I have always been the hardy sort and I managed better than many, though my throat was painfully parched and my

tongue cracked and blistered. But some of my men were awfully afflicted with blindness and fever and some even took to drinking their own water, a copper-brown colour and noisome too.

If you thought about it an instant, this battle swiftly highlighted the absurdities of human conflict. There were Cronje´’s Boers on one bank of the Modder and here were we on the other, both sides half crazed with thirst as a thousand gallons passed between us every second beneath the crack of the guns.

By the evening of 20 February it was insufferable. We had already lost more than a hundred men and the enemy about the same, but it was water that dominated our every waking thought and the increasing frenzy of our dreams in snatched moments of sleep. I had my men on half rations and they must have been hungry but none had the saliva to swallow even half an ounce of biscuit. Such thirst leads to a certain kind of mania and it was in such a state that I decided I’d prefer to die sated than shrivelled. I summoned Macintosh to my quarters and had him rustle up a dozen canteens.

Honestly expecting failure, I did not tell the men what ruse I had planned, but my sergeant was keen as mustard from the off – the wholehearted, instinctive sort who seems perennially primed for a spot of derring-do.

The moonlight might have been daylight to Mac and me, the way our hearts raced, but we made it to the riverbank easily enough and began to fill the canteens one by one. We could hear the enemy on the other side, yapping in that guttural way of theirs. I was quite sure we’d be seen but Mac was calmness personified and we had those tins brimming in no time. Only then did we realize that lugging twelve up a steep ridge between the pair of us was a task to challenge Hercules.

Mac hissed that we should leave four behind but, in my crazed state, I could not agree. What was going through my mind was this: my men would be back in the thick of it at first light, killing and being killed, and I couldn’t stand to see another fall in silence, the howl of his soul strangled in his dehydrated throat. If my men wanted to scream, they would scream.

We would have made it had I not tripped at the very top of the ridge and dropped one canteen that bounced noisily down the slope. Mac reached down for me and pulled me up with those thick pig-farmer’s arms that had spent a lifetime hauling swine from one pen to another.

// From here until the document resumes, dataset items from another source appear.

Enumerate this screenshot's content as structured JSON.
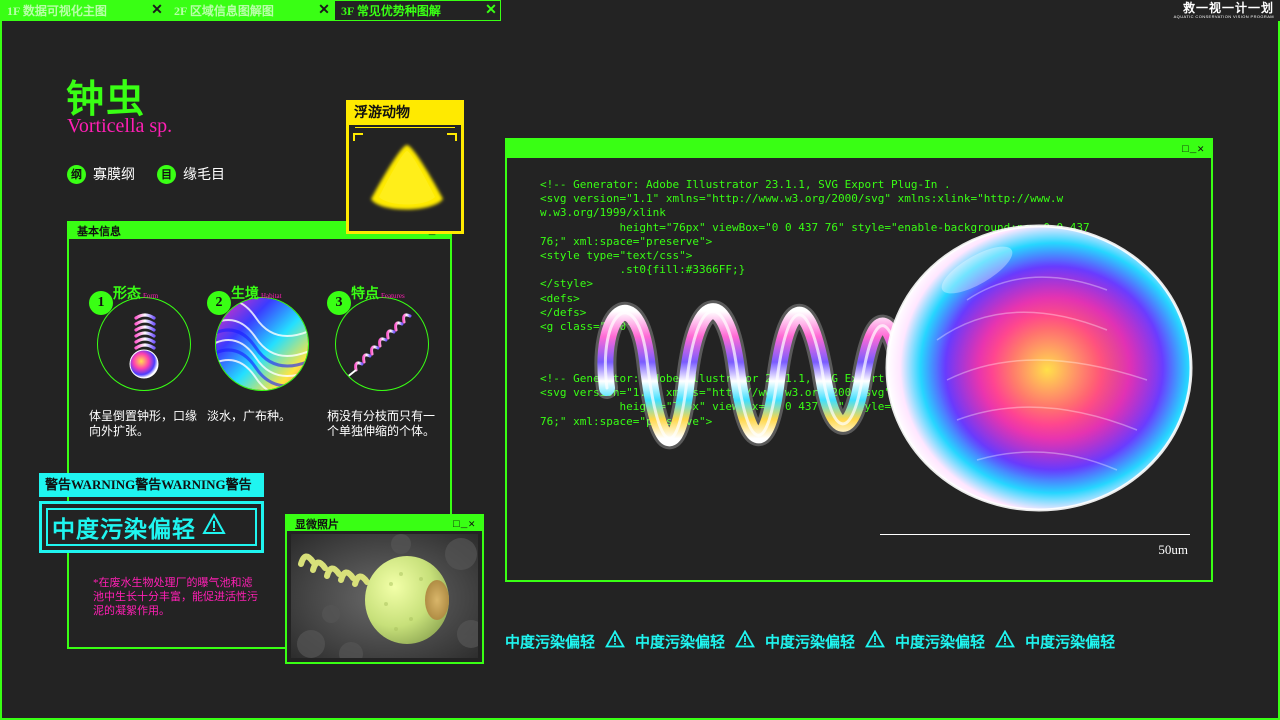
{
  "tabs": [
    {
      "label": "1F 数据可视化主图",
      "close": "✕",
      "active": false
    },
    {
      "label": "2F 区域信息图解图",
      "close": "✕",
      "active": false
    },
    {
      "label": "3F 常见优势种图解",
      "close": "✕",
      "active": true
    }
  ],
  "brand": {
    "title": "救一视一计一划",
    "subtitle": "AQUATIC CONSERVATION VISION PROGRAM"
  },
  "species": {
    "name_cn": "钟虫",
    "name_latin": "Vorticella sp.",
    "taxonomy": [
      {
        "badge": "纲",
        "value": "寡膜纲"
      },
      {
        "badge": "目",
        "value": "缘毛目"
      }
    ]
  },
  "category_card": {
    "label": "浮游动物"
  },
  "window_controls": "□_✕",
  "info_window": {
    "title": "基本信息",
    "features": [
      {
        "num": "1",
        "title": "形态",
        "title_en": "Form",
        "desc": "体呈倒置钟形，口缘向外扩张。"
      },
      {
        "num": "2",
        "title": "生境",
        "title_en": "Habitat",
        "desc": "淡水，广布种。"
      },
      {
        "num": "3",
        "title": "特点",
        "title_en": "Features",
        "desc": "柄没有分枝而只有一个单独伸缩的个体。"
      }
    ]
  },
  "warning": {
    "strip": "警告WARNING警告WARNING警告",
    "level": "中度污染偏轻",
    "note": "*在废水生物处理厂的曝气池和滤池中生长十分丰富，能促进活性污泥的凝絮作用。"
  },
  "photo_window": {
    "title": "显微照片"
  },
  "main_window": {
    "code_top": "<!-- Generator: Adobe Illustrator 23.1.1, SVG Export Plug-In .\n<svg version=\"1.1\" xmlns=\"http://www.w3.org/2000/svg\" xmlns:xlink=\"http://www.w\nw.w3.org/1999/xlink\n            height=\"76px\" viewBox=\"0 0 437 76\" style=\"enable-background:new 0 0 437\n76;\" xml:space=\"preserve\">\n<style type=\"text/css\">\n            .st0{fill:#3366FF;}\n</style>\n<defs>\n</defs>\n<g class=\"st0\">",
    "code_bottom": "<!-- Generator: Adobe Illustrator 23.1.1, SVG Export Plug-In .\n<svg version=\"1.1\" xmlns=\"http://www.w3.org/2000/svg\" xmlns:xlink=\"http://www.w\n            height=\"76px\" viewBox=\"0 0 437 76\" style=\"enable-background:new 0 0 437\n76;\" xml:space=\"preserve\">",
    "scale_label": "50um"
  },
  "ticker": [
    "中度污染偏轻",
    "中度污染偏轻",
    "中度污染偏轻",
    "中度污染偏轻",
    "中度污染偏轻"
  ],
  "colors": {
    "green": "#39ff14",
    "magenta": "#ff1fb4",
    "cyan": "#1ff5f0",
    "yellow": "#ffea00",
    "bg": "#232323"
  }
}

But the bullets were already flying and one bit into my left shoulder and another into my left calf.

As God is my witness, I would have happily lain down to die with nothing for company but a drink of water, but Mac dragged me up saying, ‘Come on, sir. Not far now.’ So, I stumbled all the way back to camp, still carrying five canteens, blind with pain but fearful that, if I fell, I must suffer the indignity of returning to my men under the arm of a giant Scotsman, squealing like a piglet.

The men made quite a fuss of us that night as they drank their fill. My sergeant recounted the story a dozen times, embellishing my bravery a little more and ignoring his own with each telling. The next morning I was stretchered out on the convoy for Bloemfontein leaving my chaps in the care of a well-intentioned but green young fellow by the name of Hay. I heard later that he was dead before sunset.